La Décomposition des Goulets d'Étranglement
La partie la plus intéressante du document est la façon dont il agit comme un détective. Au lieu de simplement dire que « l'adoption a augmenté », le modèle décompose le processus de décision en un pipeline pour trouver les goulets d'étranglement.
Imaginez un entonnoir où les gens entrent par le haut.
- Déclenché : Ils réalisent qu'ils ont besoin d'un nouveau chauffage.
- Décision : Ils veulent un nouveau système.
- Connaissance : Ils connaissent les pompes à chaleur.
- Capacité financière : Ils ont l'argent.
- Appréciation : Ils veulent réellement en acheter une (basé sur leur attitude et la pression sociale).
- Installation : Ils l'installent.
Les chercheurs ont constaté que pour le scénario « Sans Subvention », la plus grande chute s'est produite à l'étape « Capacité financière ». Les gens ne pouvaient littéralement pas payer. Mais pour le scénario « Journée des Sous-sols Ouverts », le plus grand bond s'est produit à l'étape « Appréciation ». L'événement social ne leur a pas donné d'argent ; il a changé leur esprit.
Ce que cela signifie pour le monde réel
Le document suggère que si nous voulons accélérer la transition vers un chauffage propre, nous ne pouvons pas nous contenter de jeter de l'argent sur le problème. Bien que l'argent soit essentiel pour ceux qui ne peuvent pas supporter le coût initial, il ne règle pas l'anxiété sociale.
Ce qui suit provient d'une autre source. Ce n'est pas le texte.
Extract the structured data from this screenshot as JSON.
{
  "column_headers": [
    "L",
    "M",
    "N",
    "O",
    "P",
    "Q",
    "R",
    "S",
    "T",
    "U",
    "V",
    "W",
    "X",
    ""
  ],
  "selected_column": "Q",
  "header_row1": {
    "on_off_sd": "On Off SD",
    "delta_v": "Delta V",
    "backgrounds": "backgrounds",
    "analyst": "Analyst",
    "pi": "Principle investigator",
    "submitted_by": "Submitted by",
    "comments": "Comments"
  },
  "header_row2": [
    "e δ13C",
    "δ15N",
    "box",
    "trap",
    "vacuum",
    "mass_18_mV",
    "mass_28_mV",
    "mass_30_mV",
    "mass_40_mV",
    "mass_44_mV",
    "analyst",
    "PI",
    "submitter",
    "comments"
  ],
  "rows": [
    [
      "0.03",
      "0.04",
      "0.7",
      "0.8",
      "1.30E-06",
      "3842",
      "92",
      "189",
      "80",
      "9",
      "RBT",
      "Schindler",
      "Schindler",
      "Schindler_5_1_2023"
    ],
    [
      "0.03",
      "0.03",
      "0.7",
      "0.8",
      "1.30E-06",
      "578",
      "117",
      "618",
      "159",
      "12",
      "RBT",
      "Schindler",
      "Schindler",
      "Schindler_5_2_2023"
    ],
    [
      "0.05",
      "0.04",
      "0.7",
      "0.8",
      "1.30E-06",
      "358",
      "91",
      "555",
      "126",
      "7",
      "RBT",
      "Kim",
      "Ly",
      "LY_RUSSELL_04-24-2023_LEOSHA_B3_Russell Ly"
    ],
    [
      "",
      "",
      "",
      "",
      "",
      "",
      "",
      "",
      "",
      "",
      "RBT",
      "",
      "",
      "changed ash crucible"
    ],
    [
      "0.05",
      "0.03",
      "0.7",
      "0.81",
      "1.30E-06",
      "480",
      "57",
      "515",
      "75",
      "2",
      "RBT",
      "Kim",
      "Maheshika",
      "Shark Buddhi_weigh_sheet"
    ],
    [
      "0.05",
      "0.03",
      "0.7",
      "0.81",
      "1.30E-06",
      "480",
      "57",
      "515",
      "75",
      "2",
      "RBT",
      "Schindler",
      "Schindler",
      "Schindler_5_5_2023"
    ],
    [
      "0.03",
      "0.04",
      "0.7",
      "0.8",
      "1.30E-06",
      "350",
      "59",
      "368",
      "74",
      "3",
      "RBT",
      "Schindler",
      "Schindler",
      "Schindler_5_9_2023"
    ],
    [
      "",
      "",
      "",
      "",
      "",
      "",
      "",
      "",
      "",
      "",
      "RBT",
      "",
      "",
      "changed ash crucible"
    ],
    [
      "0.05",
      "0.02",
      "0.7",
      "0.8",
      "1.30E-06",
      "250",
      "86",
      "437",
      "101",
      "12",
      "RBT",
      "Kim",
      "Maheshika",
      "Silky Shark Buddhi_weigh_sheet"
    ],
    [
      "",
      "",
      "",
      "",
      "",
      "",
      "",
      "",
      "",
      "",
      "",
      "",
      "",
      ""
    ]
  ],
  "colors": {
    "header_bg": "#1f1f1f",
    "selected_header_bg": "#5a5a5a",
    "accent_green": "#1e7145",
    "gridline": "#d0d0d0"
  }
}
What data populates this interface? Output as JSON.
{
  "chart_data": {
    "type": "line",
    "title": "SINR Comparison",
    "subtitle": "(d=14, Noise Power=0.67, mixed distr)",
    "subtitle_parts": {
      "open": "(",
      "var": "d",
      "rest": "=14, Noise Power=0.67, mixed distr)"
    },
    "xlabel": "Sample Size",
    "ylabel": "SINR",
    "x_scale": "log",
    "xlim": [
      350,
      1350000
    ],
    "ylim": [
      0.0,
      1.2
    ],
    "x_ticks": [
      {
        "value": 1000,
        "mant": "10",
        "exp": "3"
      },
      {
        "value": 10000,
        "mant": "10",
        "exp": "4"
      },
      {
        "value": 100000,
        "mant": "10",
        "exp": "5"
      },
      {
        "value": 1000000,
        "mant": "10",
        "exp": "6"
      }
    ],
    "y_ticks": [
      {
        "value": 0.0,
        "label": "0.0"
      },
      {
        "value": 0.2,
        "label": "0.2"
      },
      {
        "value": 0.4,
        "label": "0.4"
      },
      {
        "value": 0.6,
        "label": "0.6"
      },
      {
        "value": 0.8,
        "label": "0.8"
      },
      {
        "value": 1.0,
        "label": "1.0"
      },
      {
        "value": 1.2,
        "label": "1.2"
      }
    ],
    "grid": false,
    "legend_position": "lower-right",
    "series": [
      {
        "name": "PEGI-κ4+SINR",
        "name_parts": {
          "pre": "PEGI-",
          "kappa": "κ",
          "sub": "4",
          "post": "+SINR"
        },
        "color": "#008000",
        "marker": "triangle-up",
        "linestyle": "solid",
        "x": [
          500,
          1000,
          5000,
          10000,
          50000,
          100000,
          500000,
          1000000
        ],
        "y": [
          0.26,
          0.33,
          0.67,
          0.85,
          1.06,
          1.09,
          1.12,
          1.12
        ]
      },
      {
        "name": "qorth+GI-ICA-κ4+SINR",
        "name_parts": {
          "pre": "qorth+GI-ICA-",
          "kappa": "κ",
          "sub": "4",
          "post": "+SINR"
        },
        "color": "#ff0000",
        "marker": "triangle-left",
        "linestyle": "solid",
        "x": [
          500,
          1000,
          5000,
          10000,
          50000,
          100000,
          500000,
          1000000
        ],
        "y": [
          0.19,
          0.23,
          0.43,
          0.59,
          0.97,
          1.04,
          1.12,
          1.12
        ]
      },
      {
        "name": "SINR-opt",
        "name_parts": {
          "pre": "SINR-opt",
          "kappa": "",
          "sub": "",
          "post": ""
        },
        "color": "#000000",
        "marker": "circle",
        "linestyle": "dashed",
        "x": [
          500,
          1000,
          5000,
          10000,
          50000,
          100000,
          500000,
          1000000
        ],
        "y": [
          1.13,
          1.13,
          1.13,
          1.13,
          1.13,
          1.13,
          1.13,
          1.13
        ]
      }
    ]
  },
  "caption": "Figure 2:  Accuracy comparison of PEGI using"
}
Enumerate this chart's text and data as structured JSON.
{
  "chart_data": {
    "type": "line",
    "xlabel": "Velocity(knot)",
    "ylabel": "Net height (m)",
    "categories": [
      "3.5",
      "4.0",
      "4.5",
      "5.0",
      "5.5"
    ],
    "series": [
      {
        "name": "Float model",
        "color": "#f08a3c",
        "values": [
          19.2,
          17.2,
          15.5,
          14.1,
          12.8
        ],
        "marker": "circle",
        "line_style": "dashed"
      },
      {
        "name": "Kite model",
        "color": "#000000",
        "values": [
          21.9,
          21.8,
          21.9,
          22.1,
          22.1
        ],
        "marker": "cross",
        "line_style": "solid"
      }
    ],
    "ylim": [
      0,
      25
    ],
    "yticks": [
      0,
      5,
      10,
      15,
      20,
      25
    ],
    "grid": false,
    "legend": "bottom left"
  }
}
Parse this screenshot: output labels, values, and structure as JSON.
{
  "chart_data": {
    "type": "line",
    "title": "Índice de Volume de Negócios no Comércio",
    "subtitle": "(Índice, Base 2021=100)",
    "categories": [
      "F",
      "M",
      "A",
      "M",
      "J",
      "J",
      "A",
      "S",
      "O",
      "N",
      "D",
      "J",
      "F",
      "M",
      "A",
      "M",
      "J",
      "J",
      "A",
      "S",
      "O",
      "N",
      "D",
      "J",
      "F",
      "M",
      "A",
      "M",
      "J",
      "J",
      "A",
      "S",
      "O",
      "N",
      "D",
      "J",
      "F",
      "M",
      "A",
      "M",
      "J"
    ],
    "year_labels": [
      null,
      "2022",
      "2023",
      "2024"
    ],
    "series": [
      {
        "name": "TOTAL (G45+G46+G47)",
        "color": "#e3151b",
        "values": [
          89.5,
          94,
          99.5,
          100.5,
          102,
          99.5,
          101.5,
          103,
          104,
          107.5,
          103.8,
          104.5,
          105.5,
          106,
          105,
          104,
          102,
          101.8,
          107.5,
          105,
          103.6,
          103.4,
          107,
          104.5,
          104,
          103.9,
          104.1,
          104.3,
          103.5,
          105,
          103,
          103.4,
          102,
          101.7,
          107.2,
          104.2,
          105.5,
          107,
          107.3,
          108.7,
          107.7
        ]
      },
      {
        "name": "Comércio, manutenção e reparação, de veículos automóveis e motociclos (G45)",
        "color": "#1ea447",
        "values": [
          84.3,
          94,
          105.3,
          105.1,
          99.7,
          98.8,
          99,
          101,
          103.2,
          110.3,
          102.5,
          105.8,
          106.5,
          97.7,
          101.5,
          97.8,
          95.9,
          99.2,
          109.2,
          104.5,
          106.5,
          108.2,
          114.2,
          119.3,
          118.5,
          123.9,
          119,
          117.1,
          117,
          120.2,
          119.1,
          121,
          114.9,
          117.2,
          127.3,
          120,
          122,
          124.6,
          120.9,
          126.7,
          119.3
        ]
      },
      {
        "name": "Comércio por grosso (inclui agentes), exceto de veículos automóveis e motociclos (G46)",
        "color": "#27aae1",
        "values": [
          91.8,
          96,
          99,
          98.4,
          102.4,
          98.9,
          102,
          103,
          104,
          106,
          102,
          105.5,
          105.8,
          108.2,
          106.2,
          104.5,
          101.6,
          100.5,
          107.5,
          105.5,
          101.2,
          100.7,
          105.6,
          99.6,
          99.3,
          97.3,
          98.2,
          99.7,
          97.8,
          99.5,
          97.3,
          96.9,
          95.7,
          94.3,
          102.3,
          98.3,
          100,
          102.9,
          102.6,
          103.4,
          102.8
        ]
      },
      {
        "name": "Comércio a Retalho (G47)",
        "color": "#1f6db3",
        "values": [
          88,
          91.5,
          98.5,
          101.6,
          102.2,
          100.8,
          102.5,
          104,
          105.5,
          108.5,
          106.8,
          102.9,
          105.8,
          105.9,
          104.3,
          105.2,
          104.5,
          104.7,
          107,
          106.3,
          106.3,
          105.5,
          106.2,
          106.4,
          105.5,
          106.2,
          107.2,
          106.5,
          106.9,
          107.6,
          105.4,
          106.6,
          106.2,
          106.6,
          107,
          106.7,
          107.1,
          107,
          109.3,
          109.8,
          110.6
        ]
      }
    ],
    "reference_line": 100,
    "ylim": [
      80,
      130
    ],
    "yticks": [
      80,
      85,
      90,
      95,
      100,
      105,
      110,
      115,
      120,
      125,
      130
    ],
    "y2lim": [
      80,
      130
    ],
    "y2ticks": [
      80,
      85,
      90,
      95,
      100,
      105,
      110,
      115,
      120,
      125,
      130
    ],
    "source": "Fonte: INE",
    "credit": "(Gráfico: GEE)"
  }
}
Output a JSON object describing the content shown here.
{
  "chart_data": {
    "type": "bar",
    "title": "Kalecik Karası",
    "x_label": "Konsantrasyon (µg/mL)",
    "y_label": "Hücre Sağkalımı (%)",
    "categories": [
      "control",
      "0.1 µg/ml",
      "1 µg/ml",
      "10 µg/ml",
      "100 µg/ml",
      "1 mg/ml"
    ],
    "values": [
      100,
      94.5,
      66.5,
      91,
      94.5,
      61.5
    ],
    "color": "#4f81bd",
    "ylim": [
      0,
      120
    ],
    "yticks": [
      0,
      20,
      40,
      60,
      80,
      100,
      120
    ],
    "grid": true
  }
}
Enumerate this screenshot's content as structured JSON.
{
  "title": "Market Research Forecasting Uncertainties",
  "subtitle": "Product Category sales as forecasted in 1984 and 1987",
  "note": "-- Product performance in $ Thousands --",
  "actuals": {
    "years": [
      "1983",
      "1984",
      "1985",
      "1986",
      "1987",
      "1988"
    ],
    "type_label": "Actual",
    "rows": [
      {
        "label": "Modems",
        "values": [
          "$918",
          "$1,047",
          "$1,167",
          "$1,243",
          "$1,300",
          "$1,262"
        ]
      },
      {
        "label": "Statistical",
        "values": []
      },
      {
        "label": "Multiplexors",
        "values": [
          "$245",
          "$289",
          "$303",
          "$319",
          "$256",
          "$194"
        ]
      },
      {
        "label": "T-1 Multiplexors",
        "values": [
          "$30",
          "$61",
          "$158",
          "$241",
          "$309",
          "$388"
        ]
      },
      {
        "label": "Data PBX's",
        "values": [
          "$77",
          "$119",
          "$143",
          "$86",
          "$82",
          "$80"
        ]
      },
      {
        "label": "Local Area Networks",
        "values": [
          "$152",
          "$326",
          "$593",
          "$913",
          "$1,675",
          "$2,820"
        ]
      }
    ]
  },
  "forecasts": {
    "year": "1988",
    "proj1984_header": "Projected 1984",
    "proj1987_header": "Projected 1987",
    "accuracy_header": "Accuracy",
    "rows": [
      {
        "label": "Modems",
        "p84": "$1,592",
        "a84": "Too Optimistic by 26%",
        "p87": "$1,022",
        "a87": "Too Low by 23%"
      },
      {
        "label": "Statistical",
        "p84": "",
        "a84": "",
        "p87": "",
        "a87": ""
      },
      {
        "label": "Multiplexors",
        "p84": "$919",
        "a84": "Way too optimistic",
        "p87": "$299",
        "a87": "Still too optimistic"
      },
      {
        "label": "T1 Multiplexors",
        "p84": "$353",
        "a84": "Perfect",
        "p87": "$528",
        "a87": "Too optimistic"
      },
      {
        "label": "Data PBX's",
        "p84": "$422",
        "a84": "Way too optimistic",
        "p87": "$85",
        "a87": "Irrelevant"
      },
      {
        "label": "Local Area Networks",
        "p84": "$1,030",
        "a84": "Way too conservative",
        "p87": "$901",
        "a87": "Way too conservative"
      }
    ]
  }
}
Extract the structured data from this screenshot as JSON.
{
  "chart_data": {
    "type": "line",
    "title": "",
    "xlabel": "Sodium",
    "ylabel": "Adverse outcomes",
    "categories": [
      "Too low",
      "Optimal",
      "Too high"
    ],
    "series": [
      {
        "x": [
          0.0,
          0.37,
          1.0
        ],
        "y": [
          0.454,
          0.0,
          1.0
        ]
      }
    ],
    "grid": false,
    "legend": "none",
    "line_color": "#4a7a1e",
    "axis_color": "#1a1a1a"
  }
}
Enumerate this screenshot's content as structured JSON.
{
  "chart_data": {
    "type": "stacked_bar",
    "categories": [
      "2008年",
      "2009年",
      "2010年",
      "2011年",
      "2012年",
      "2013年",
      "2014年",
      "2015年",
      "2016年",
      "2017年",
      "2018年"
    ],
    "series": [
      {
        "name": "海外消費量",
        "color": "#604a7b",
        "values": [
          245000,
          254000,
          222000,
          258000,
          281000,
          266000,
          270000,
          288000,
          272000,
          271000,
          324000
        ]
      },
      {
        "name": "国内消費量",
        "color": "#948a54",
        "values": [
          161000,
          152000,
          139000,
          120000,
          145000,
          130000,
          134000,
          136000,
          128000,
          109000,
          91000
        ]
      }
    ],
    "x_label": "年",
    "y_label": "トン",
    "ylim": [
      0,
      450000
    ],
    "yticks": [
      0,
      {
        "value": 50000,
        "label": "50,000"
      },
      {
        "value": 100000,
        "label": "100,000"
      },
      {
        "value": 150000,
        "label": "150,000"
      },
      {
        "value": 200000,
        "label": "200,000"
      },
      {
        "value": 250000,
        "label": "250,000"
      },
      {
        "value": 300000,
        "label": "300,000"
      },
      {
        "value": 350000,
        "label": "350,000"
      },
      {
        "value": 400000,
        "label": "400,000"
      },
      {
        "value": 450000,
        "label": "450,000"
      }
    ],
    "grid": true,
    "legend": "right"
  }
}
Les auteurs ont découvert que les normes sociales sont un « joueur de veto ». Si un propriétaire pense que ses voisins le jugeront pour avoir changé, il pourrait garder son vieux chauffage sale même si cela est financièrement avantageux. Le document suggère que les politiques doivent cibler ces étapes spécifiques. Si vous voulez aider les pauvres, donnez-leur des subventions (pour corriger l'étape « Capacité financière »). Si vous voulez aider les indécis, faites en sorte qu'ils discutent avec leurs voisins (pour corriger l'étape « Appréciation »).
Les chercheurs précisent avec prudence qu'il s'agit d'une simulation, et non d'une boule de cristal qui a prédit l'avenir. Ils ont construit un modèle complexe basé sur des théories psychologiques et des données réelles de Kiel, et les résultats suggèrent que l'influence sociale est tout aussi puissante que l'argent. Ils n'ont pas prouvé que chaque personne au monde agirait ainsi, mais leur expérience numérique montre qu'ignorer le côté « humain » de la prise de décision — nos peurs, nos amis et notre besoin de nous intégrer — pourrait être la raison pour laquelle nous ne passons pas assez vite à l'énergie verte.
En résumé, le document soutient que pour changer le monde, nous devons comprendre que les gens ne sont pas de simples calculateurs ambulants. Ce sont des créatures sociales qui ont besoin de se sentir en sécurité, soutenues et comprises avant de prendre un changement majeur.